Database Schema
Both the BinaryClassifier spam filter and NaiveBayes RDBMS backends use the same database, managed by byjg/migration. Migrations are located in db/migrations/.
Migration files
| File | Version | Description |
|---|---|---|
db/migrations/up/00001.sql | 1 | Creates tc_wordlist and seeds internal variables |
db/migrations/up/00002.sql | 2 | Creates nb_internals and nb_wordlist |
db/migrations/down/00001.sql | — | Drops tc_wordlist |
db/migrations/down/00002.sql | — | Drops nb_wordlist and nb_internals |
Tables
tc_wordlist — BinaryClassifier spam filter tokens
CREATE TABLE tc_wordlist (
token VARCHAR(255) NOT NULL,
count_ham INTEGER DEFAULT NULL,
count_spam INTEGER DEFAULT NULL,
PRIMARY KEY (token)
);
| Column | Type | Description |
|---|---|---|
token | VARCHAR(255) | The word or URI fragment |
count_ham | INTEGER | Times this token appeared in ham training texts |
count_spam | INTEGER | Times this token appeared in spam training texts |
Internal rows (seeded by migration):
| token | count_ham | count_spam | Purpose |
|---|---|---|---|
tc*dbversion | 3 | NULL | Schema version check |
tc*texts | 0 | 0 | Total ham / spam text counts |
nb_internals — NaiveBayes document counts
CREATE TABLE nb_internals (
category VARCHAR(255) NOT NULL,
doc_count INTEGER NOT NULL DEFAULT 0,
PRIMARY KEY (category)
);
| Column | Type | Description |
|---|---|---|
category | VARCHAR(255) | Category name (user-defined) |
doc_count | INTEGER | Number of texts trained under this category |
Rows are created on first train() for a category and deleted when all samples are untrained.
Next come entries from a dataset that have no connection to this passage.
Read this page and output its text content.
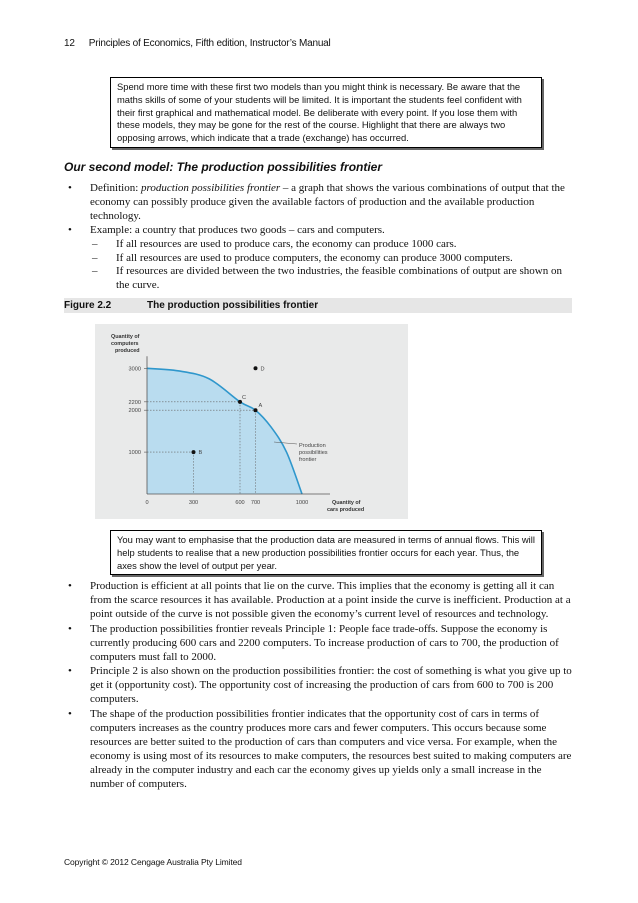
12 Principles of Economics, Fifth edition, Instructor’s Manual
Spend more time with these first two models than you might think is necessary. Be aware that the maths skills of some of your students will be limited. It is important the students feel confident with their first graphical and mathematical model. Be deliberate with every point. If you lose them with these models, they may be gone for the rest of the course. Highlight that there are always two opposing arrows, which indicate that a trade (exchange) has occurred.
Our second model: The production possibilities frontier
• Definition: production possibilities frontier – a graph that shows the various combinations of output that the economy can possibly produce given the available factors of production and the available production technology.
• Example: a country that produces two goods – cars and computers.
– If all resources are used to produce cars, the economy can produce 1000 cars.
– If all resources are used to produce computers, the economy can produce 3000 computers.
– If resources are divided between the two industries, the feasible combinations of output are shown on the curve.
Figure 2.2	The production possibilities frontier
0	300	600 700	1000
1000
2000
2200
3000
A
B
C
D
Quantity of
computers
produced
Quantity of
cars produced
Production
possibilities
frontier
You may want to emphasise that the production data are measured in terms of annual flows. This will help students to realise that a new production possibilities frontier occurs for each year. Thus, the axes show the level of output per year.
• Production is efficient at all points that lie on the curve. This implies that the economy is getting all it can from the scarce resources it has available. Production at a point inside the curve is inefficient. Production at a point outside of the curve is not possible given the economy’s current level of resources and technology.
• The production possibilities frontier reveals Principle 1: People face trade-offs. Suppose the economy is currently producing 600 cars and 2200 computers. To increase production of cars to 700, the production of computers must fall to 2000.
• Principle 2 is also shown on the production possibilities frontier: the cost of something is what you give up to get it (opportunity cost). The opportunity cost of increasing the production of cars from 600 to 700 is 200 computers.
• The shape of the production possibilities frontier indicates that the opportunity cost of cars in terms of computers increases as the country produces more cars and fewer computers. This occurs because some resources are better suited to the production of cars than computers and vice versa. For example, when the economy is using most of its resources to make computers, the resources best suited to making computers are already in the computer industry and each car the economy gives up yields only a small increase in the number of computers.
Copyright © 2012 Cengage Australia Pty Limited
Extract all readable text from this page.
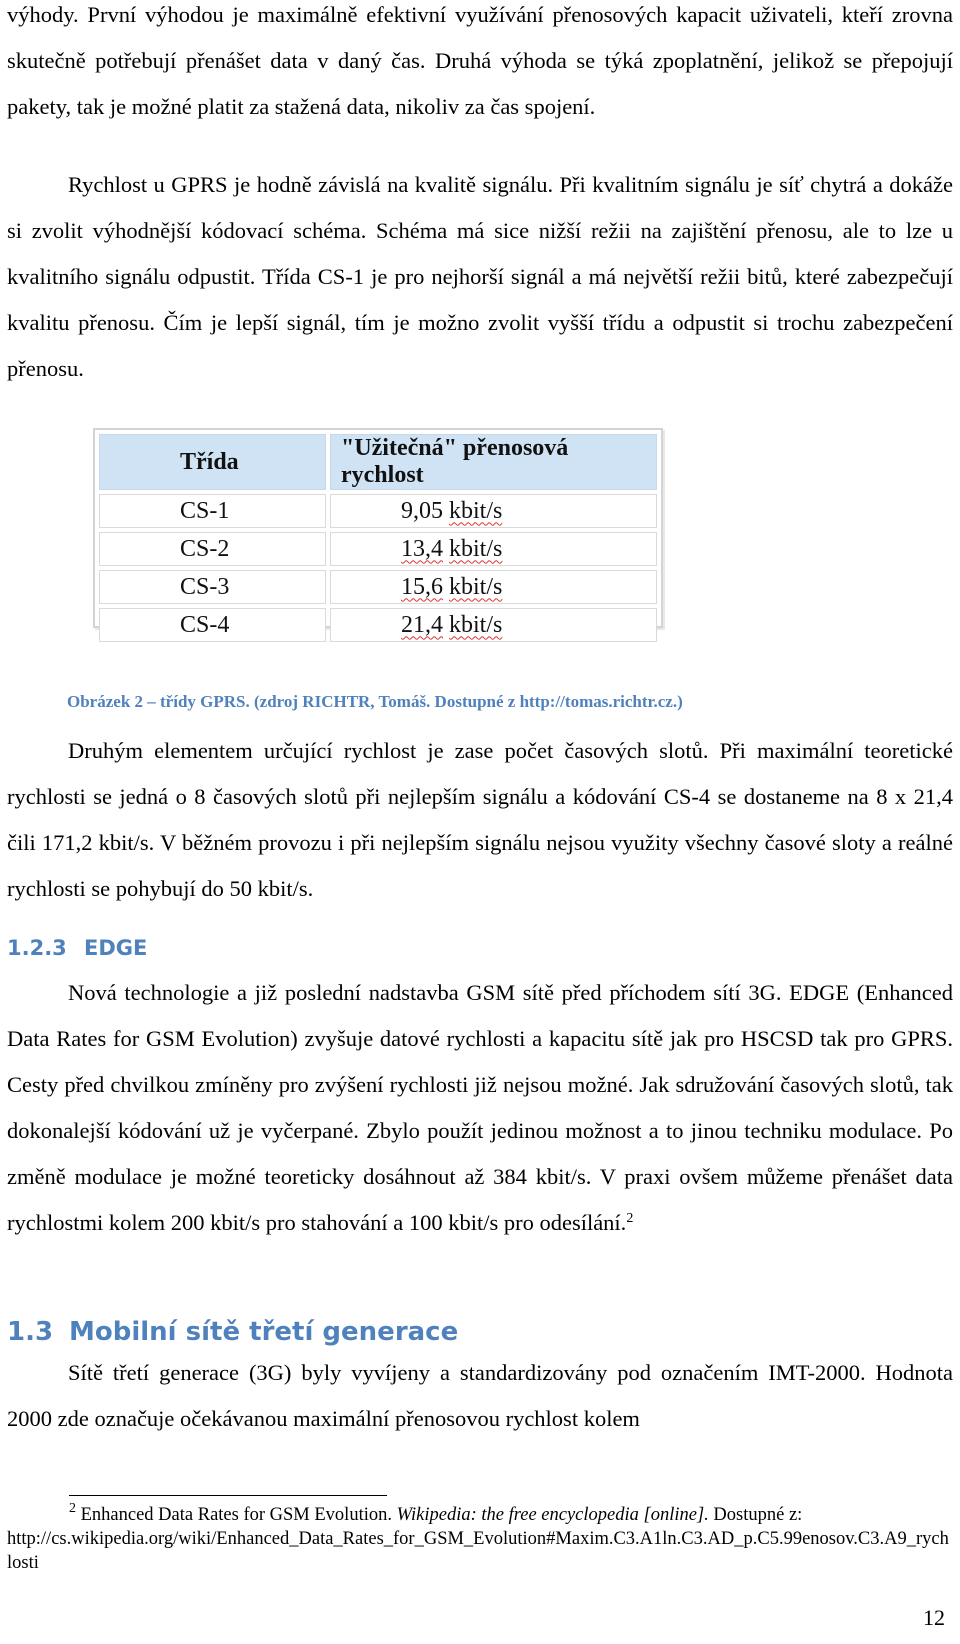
výhody. První výhodou je maximálně efektivní využívání přenosových kapacit uživateli, kteří zrovna skutečně potřebují přenášet data v daný čas. Druhá výhoda se týká zpoplatnění, jelikož se přepojují pakety, tak je možné platit za stažená data, nikoliv za čas spojení.

Rychlost u GPRS je hodně závislá na kvalitě signálu. Při kvalitním signálu je síť chytrá a dokáže si zvolit výhodnější kódovací schéma. Schéma má sice nižší režii na zajištění přenosu, ale to lze u kvalitního signálu odpustit. Třída CS-1 je pro nejhorší signál a má největší režii bitů, které zabezpečují kvalitu přenosu. Čím je lepší signál, tím je možno zvolit vyšší třídu a odpustit si trochu zabezpečení přenosu.

Třída	"Užitečná" přenosová rychlost
CS-1	9,05 kbit/s
CS-2	13,4 kbit/s
CS-3	15,6 kbit/s
CS-4	21,4 kbit/s
Obrázek 2 – třídy GPRS. (zdroj RICHTR, Tomáš. Dostupné z http://tomas.richtr.cz.)

Druhým elementem určující rychlost je zase počet časových slotů. Při maximální teoretické rychlosti se jedná o 8 časových slotů při nejlepším signálu a kódování CS-4 se dostaneme na 8 x 21,4 čili 171,2 kbit/s. V běžném provozu i při nejlepším signálu nejsou využity všechny časové sloty a reálné rychlosti se pohybují do 50 kbit/s.

1.2.3 EDGE

Nová technologie a již poslední nadstavba GSM sítě před příchodem sítí 3G. EDGE (Enhanced Data Rates for GSM Evolution) zvyšuje datové rychlosti a kapacitu sítě jak pro HSCSD tak pro GPRS. Cesty před chvilkou zmíněny pro zvýšení rychlosti již nejsou možné. Jak sdružování časových slotů, tak dokonalejší kódování už je vyčerpané. Zbylo použít jedinou možnost a to jinou techniku modulace. Po změně modulace je možné teoreticky dosáhnout až 384 kbit/s. V praxi ovšem můžeme přenášet data rychlostmi kolem 200 kbit/s pro stahování a 100 kbit/s pro odesílání.$^2$

1.3 Mobilní sítě třetí generace

Sítě třetí generace (3G) byly vyvíjeny a standardizovány pod označením IMT-2000. Hodnota 2000 zde označuje očekávanou maximální přenosovou rychlost kolem

$^2$ Enhanced Data Rates for GSM Evolution. Wikipedia: the free encyclopedia [online]. Dostupné z:
http://cs.wikipedia.org/wiki/Enhanced_Data_Rates_for_GSM_Evolution#Maxim.C3.A1ln.C3.AD_p.C5.99enosov.C3.A9_rychlosti
12
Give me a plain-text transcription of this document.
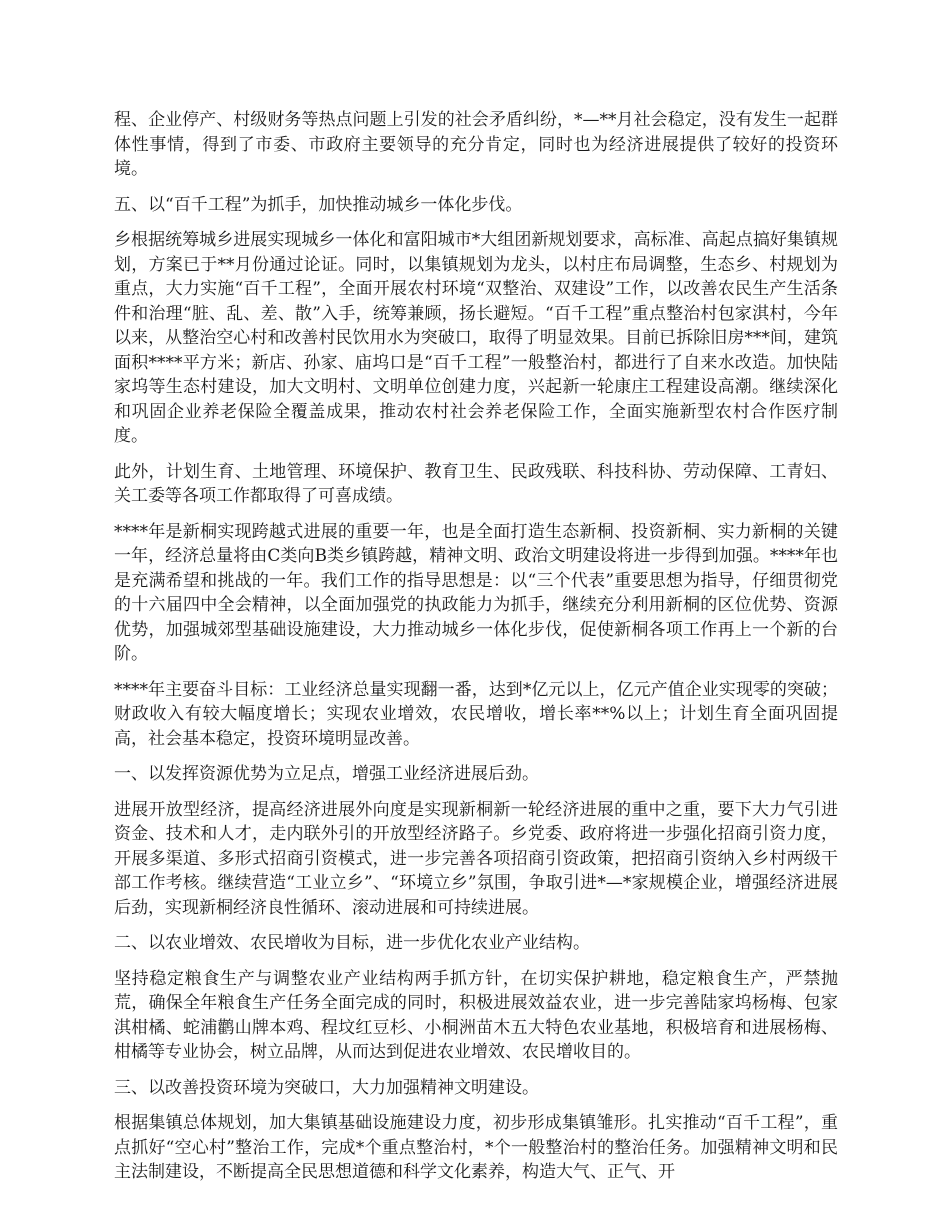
程、企业停产、村级财务等热点问题上引发的社会矛盾纠纷，*—**月社会稳定，没有发生一起群体性事情，得到了市委、市政府主要领导的充分肯定，同时也为经济进展提供了较好的投资环境。

五、以“百千工程”为抓手，加快推动城乡一体化步伐。

乡根据统筹城乡进展实现城乡一体化和富阳城市*大组团新规划要求，高标准、高起点搞好集镇规划，方案已于**月份通过论证。同时，以集镇规划为龙头，以村庄布局调整，生态乡、村规划为重点，大力实施“百千工程”，全面开展农村环境“双整治、双建设”工作，以改善农民生产生活条件和治理“脏、乱、差、散”入手，统筹兼顾，扬长避短。“百千工程”重点整治村包家淇村，今年以来，从整治空心村和改善村民饮用水为突破口，取得了明显效果。目前已拆除旧房***间，建筑面积****平方米；新店、孙家、庙坞口是“百千工程”一般整治村，都进行了自来水改造。加快陆家坞等生态村建设，加大文明村、文明单位创建力度，兴起新一轮康庄工程建设高潮。继续深化和巩固企业养老保险全覆盖成果，推动农村社会养老保险工作，全面实施新型农村合作医疗制度。

此外，计划生育、土地管理、环境保护、教育卫生、民政残联、科技科协、劳动保障、工青妇、关工委等各项工作都取得了可喜成绩。

****年是新桐实现跨越式进展的重要一年，也是全面打造生态新桐、投资新桐、实力新桐的关键一年，经济总量将由C类向B类乡镇跨越，精神文明、政治文明建设将进一步得到加强。****年也是充满希望和挑战的一年。我们工作的指导思想是：以“三个代表”重要思想为指导，仔细贯彻党的十六届四中全会精神，以全面加强党的执政能力为抓手，继续充分利用新桐的区位优势、资源优势，加强城郊型基础设施建设，大力推动城乡一体化步伐，促使新桐各项工作再上一个新的台阶。

****年主要奋斗目标：工业经济总量实现翻一番，达到*亿元以上，亿元产值企业实现零的突破；财政收入有较大幅度增长；实现农业增效，农民增收，增长率**%以上；计划生育全面巩固提高，社会基本稳定，投资环境明显改善。

一、以发挥资源优势为立足点，增强工业经济进展后劲。

进展开放型经济，提高经济进展外向度是实现新桐新一轮经济进展的重中之重，要下大力气引进资金、技术和人才，走内联外引的开放型经济路子。乡党委、政府将进一步强化招商引资力度，开展多渠道、多形式招商引资模式，进一步完善各项招商引资政策，把招商引资纳入乡村两级干部工作考核。继续营造“工业立乡”、“环境立乡”氛围，争取引进*—*家规模企业，增强经济进展后劲，实现新桐经济良性循环、滚动进展和可持续进展。

二、以农业增效、农民增收为目标，进一步优化农业产业结构。

坚持稳定粮食生产与调整农业产业结构两手抓方针，在切实保护耕地，稳定粮食生产，严禁抛荒，确保全年粮食生产任务全面完成的同时，积极进展效益农业，进一步完善陆家坞杨梅、包家淇柑橘、蛇浦鹳山牌本鸡、程坟红豆杉、小桐洲苗木五大特色农业基地，积极培育和进展杨梅、柑橘等专业协会，树立品牌，从而达到促进农业增效、农民增收目的。

三、以改善投资环境为突破口，大力加强精神文明建设。

根据集镇总体规划，加大集镇基础设施建设力度，初步形成集镇雏形。扎实推动“百千工程”，重点抓好“空心村”整治工作，完成*个重点整治村，*个一般整治村的整治任务。加强精神文明和民主法制建设，不断提高全民思想道德和科学文化素养，构造大气、正气、开
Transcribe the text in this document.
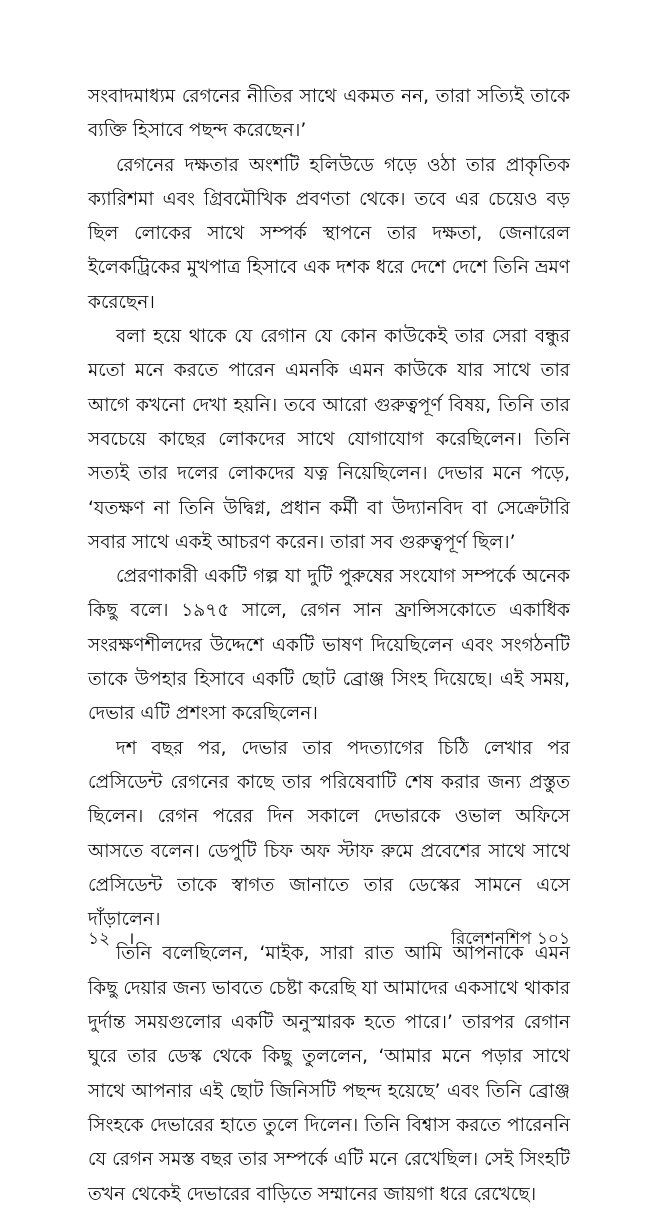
সংবাদমাধ্যম রেগনের নীতির সাথে একমত নন, তারা সত্যিই তাকে ব্যক্তি হিসাবে পছন্দ করেছেন।’

রেগনের দক্ষতার অংশটি হলিউডে গড়ে ওঠা তার প্রাকৃতিক ক্যারিশমা এবং গ্রিবমৌখিক প্রবণতা থেকে। তবে এর চেয়েও বড় ছিল লোকের সাথে সম্পর্ক স্থাপনে তার দক্ষতা, জেনারেল ইলেকট্রিকের মুখপাত্র হিসাবে এক দশক ধরে দেশে দেশে তিনি ভ্রমণ করেছেন।

বলা হয়ে থাকে যে রেগান যে কোন কাউকেই তার সেরা বন্ধুর মতো মনে করতে পারেন এমনকি এমন কাউকে যার সাথে তার আগে কখনো দেখা হয়নি। তবে আরো গুরুত্বপূর্ণ বিষয়, তিনি তার সবচেয়ে কাছের লোকদের সাথে যোগাযোগ করেছিলেন। তিনি সত্যই তার দলের লোকদের যত্ন নিয়েছিলেন। দেভার মনে পড়ে, ‘যতক্ষণ না তিনি উদ্বিগ্ন, প্রধান কর্মী বা উদ্যানবিদ বা সেক্রেটারি সবার সাথে একই আচরণ করেন। তারা সব গুরুত্বপূর্ণ ছিল।’

প্রেরণাকারী একটি গল্প যা দুটি পুরুষের সংযোগ সম্পর্কে অনেক কিছু বলে। ১৯৭৫ সালে, রেগন সান ফ্রান্সিসকোতে একাধিক সংরক্ষণশীলদের উদ্দেশে একটি ভাষণ দিয়েছিলেন এবং সংগঠনটি তাকে উপহার হিসাবে একটি ছোট ব্রোঞ্জ সিংহ দিয়েছে। এই সময়, দেভার এটি প্রশংসা করেছিলেন।

দশ বছর পর, দেভার তার পদত্যাগের চিঠি লেখার পর প্রেসিডেন্ট রেগনের কাছে তার পরিষেবাটি শেষ করার জন্য প্রস্তুত ছিলেন। রেগন পরের দিন সকালে দেভারকে ওভাল অফিসে আসতে বলেন। ডেপুটি চিফ অফ স্টাফ রুমে প্রবেশের সাথে সাথে প্রেসিডেন্ট তাকে স্বাগত জানাতে তার ডেস্কের সামনে এসে দাঁড়ালেন।

তিনি বলেছিলেন, ‘মাইক, সারা রাত আমি আপনাকে এমন কিছু দেয়ার জন্য ভাবতে চেষ্টা করেছি যা আমাদের একসাথে থাকার দুর্দান্ত সময়গুলোর একটি অনুস্মারক হতে পারে।’ তারপর রেগান ঘুরে তার ডেস্ক থেকে কিছু তুললেন, ‘আমার মনে পড়ার সাথে সাথে আপনার এই ছোট জিনিসটি পছন্দ হয়েছে’ এবং তিনি ব্রোঞ্জ সিংহকে দেভারের হাতে তুলে দিলেন। তিনি বিশ্বাস করতে পারেননি যে রেগন সমস্ত বছর তার সম্পর্কে এটি মনে রেখেছিল। সেই সিংহটি তখন থেকেই দেভারের বাড়িতে সম্মানের জায়গা ধরে রেখেছে।

১২ ।	রিলেশনশিপ ১০১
nb_wordlist — NaiveBayes token counts
CREATE TABLE nb_wordlist (
token VARCHAR(255) NOT NULL,
category VARCHAR(255) NOT NULL,
count INTEGER NOT NULL DEFAULT 0,
PRIMARY KEY (token, category)
);
| Column | Type | Description |
|---|---|---|
token | VARCHAR(255) | The word token |
category | VARCHAR(255) | Category name |
count | INTEGER | Cumulative occurrence count of this token in this category |
Running migrations
Migrations are applied automatically by createDatabase():
// BinaryClassifier spam filter
$storage = new \ByJG\TextClassifier\Storage\Rdbms($uri, $degenerator);
$storage->createDatabase();
// NaiveBayes
$storage = new \ByJG\TextClassifier\NaiveBayes\Storage\Rdbms($uri);
$storage->createDatabase();
Both methods call Migration::reset(), which:
- Drops the migration version table (if it exists)
- Runs all
upscripts in numerical order
Warning: createDatabase() is destructive. Do not call it on a database that already contains training data.
Shared database
Both engines can coexist in the same database. Their tables are independent. Run createDatabase() once from either implementation — the migration applies all scripts regardless of which class calls it.